The moderate involvement of motor neurons of the brainstem and the spinal cord, which was more than expected for mere ageing, has, to our knowledge, not been described so far. Needle electromyography examination was only performed early in the diagnostic work‐up and was not repeated because of lack of limb weakness or atrophy during the disease course. Bulbar weakness was assumed to be part of the disease process. However, our findings suggest that these symptoms could be also a consequence of motor neuron involvement at the brainstem level. The loss of motor neurons of the hypoglossal nucleus and spinal cord may play a role in the development of motor manifestations such as dysarthria and dysphagia, a frequent feature that CANVAS patients develop during disease course [1]. Therefore, lower motor neuron involvement may be part of the clinical and neuropathological spectrum of CANVAS. We believe it should not represent a strict exclusion criteria and should be taken into account in patients with suspected CANVAS to precisely define the whole spectrum of manifestations of the disease.

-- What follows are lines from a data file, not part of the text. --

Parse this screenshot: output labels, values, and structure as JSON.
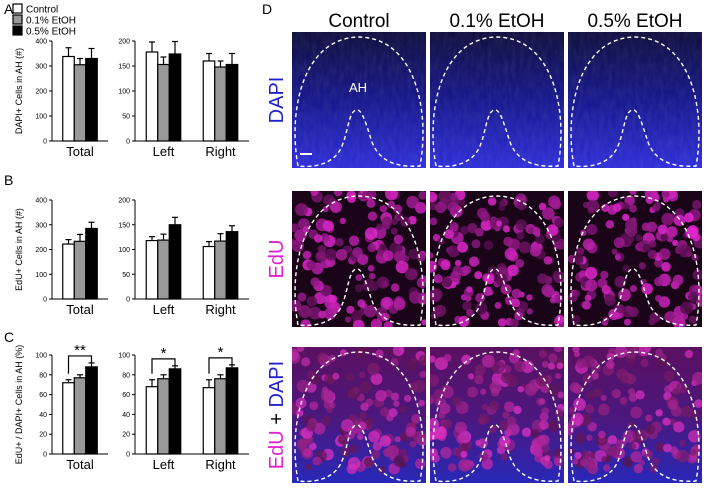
{
  "panel_labels": [
    "A",
    "B",
    "C",
    "D"
  ],
  "legend": [
    {
      "label": "Control",
      "color": "#ffffff"
    },
    {
      "label": "0.1% EtOH",
      "color": "#999999"
    },
    {
      "label": "0.5% EtOH",
      "color": "#000000"
    }
  ],
  "chart_data": [
    {
      "id": "A-total",
      "type": "bar",
      "ylabel": "DAPI+ Cells in AH (#)",
      "ylim": [
        0,
        400
      ],
      "yticks": [
        0,
        100,
        200,
        300,
        400
      ],
      "categories": [
        "Total"
      ],
      "series": [
        {
          "name": "Control",
          "values": [
            338
          ],
          "errors": [
            35
          ]
        },
        {
          "name": "0.1% EtOH",
          "values": [
            305
          ],
          "errors": [
            25
          ]
        },
        {
          "name": "0.5% EtOH",
          "values": [
            330
          ],
          "errors": [
            40
          ]
        }
      ],
      "significance": []
    },
    {
      "id": "A-lr",
      "type": "bar",
      "ylim": [
        0,
        200
      ],
      "yticks": [
        0,
        50,
        100,
        150,
        200
      ],
      "categories": [
        "Left",
        "Right"
      ],
      "series": [
        {
          "name": "Control",
          "values": [
            178,
            160
          ],
          "errors": [
            20,
            15
          ]
        },
        {
          "name": "0.1% EtOH",
          "values": [
            153,
            148
          ],
          "errors": [
            15,
            12
          ]
        },
        {
          "name": "0.5% EtOH",
          "values": [
            174,
            153
          ],
          "errors": [
            25,
            22
          ]
        }
      ],
      "significance": []
    },
    {
      "id": "B-total",
      "type": "bar",
      "ylabel": "EdU+ Cells in AH (#)",
      "ylim": [
        0,
        400
      ],
      "yticks": [
        0,
        100,
        200,
        300,
        400
      ],
      "categories": [
        "Total"
      ],
      "series": [
        {
          "name": "Control",
          "values": [
            222
          ],
          "errors": [
            18
          ]
        },
        {
          "name": "0.1% EtOH",
          "values": [
            233
          ],
          "errors": [
            28
          ]
        },
        {
          "name": "0.5% EtOH",
          "values": [
            285
          ],
          "errors": [
            25
          ]
        }
      ],
      "significance": []
    },
    {
      "id": "B-lr",
      "type": "bar",
      "ylim": [
        0,
        200
      ],
      "yticks": [
        0,
        50,
        100,
        150,
        200
      ],
      "categories": [
        "Left",
        "Right"
      ],
      "series": [
        {
          "name": "Control",
          "values": [
            118,
            106
          ],
          "errors": [
            8,
            10
          ]
        },
        {
          "name": "0.1% EtOH",
          "values": [
            119,
            117
          ],
          "errors": [
            12,
            15
          ]
        },
        {
          "name": "0.5% EtOH",
          "values": [
            150,
            136
          ],
          "errors": [
            15,
            12
          ]
        }
      ],
      "significance": []
    },
    {
      "id": "C-total",
      "type": "bar",
      "ylabel": "EdU+ / DAPI+ Cells in AH (%)",
      "ylim": [
        0,
        100
      ],
      "yticks": [
        0,
        20,
        40,
        60,
        80,
        100
      ],
      "categories": [
        "Total"
      ],
      "series": [
        {
          "name": "Control",
          "values": [
            72
          ],
          "errors": [
            3
          ]
        },
        {
          "name": "0.1% EtOH",
          "values": [
            77
          ],
          "errors": [
            3
          ]
        },
        {
          "name": "0.5% EtOH",
          "values": [
            88
          ],
          "errors": [
            4
          ]
        }
      ],
      "significance": [
        {
          "category": 0,
          "from": 0,
          "to": 2,
          "label": "**"
        }
      ]
    },
    {
      "id": "C-lr",
      "type": "bar",
      "ylim": [
        0,
        100
      ],
      "yticks": [
        0,
        20,
        40,
        60,
        80,
        100
      ],
      "categories": [
        "Left",
        "Right"
      ],
      "series": [
        {
          "name": "Control",
          "values": [
            68,
            67
          ],
          "errors": [
            7,
            8
          ]
        },
        {
          "name": "0.1% EtOH",
          "values": [
            76,
            76
          ],
          "errors": [
            4,
            4
          ]
        },
        {
          "name": "0.5% EtOH",
          "values": [
            86,
            87
          ],
          "errors": [
            3,
            3
          ]
        }
      ],
      "significance": [
        {
          "category": 0,
          "from": 0,
          "to": 2,
          "label": "*"
        },
        {
          "category": 1,
          "from": 0,
          "to": 2,
          "label": "*"
        }
      ]
    }
  ],
  "micrographs": {
    "columns": [
      "Control",
      "0.1% EtOH",
      "0.5% EtOH"
    ],
    "region_label": "AH",
    "rows": [
      {
        "id": "dapi",
        "parts": [
          {
            "text": "DAPI",
            "color": "#2222cc"
          }
        ]
      },
      {
        "id": "edu",
        "parts": [
          {
            "text": "EdU",
            "color": "#e020d0"
          }
        ]
      },
      {
        "id": "merge",
        "parts": [
          {
            "text": "EdU",
            "color": "#e020d0"
          },
          {
            "text": " + ",
            "color": "#000000"
          },
          {
            "text": "DAPI",
            "color": "#2222cc"
          }
        ]
      }
    ]
  }
}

Many neurodegenerative diseases are considered protein misfolding disorders and the abnormal protein aggregates may be identified in brain tissue by appropriate specific antibodies, including some genetic diseases with intronic expansions (e.g. C9orf72). However, we could not identify bona fide ubiquitinated/p62+ inclusions in affected or unaffected brain regions, neither in neurons nor in glial cells that could represent a morphological clue for an underlying proteinopathy in CANVAS.

In sum, this case expands neuropathological features of a genetically confirmed CANVAS underscoring its multiple system character, including the potential involvement of lower motor neurons. Future studies on the expansion and its product will help to elucidate mechanisms of neuronal damage in these particularly vulnerable brain regions.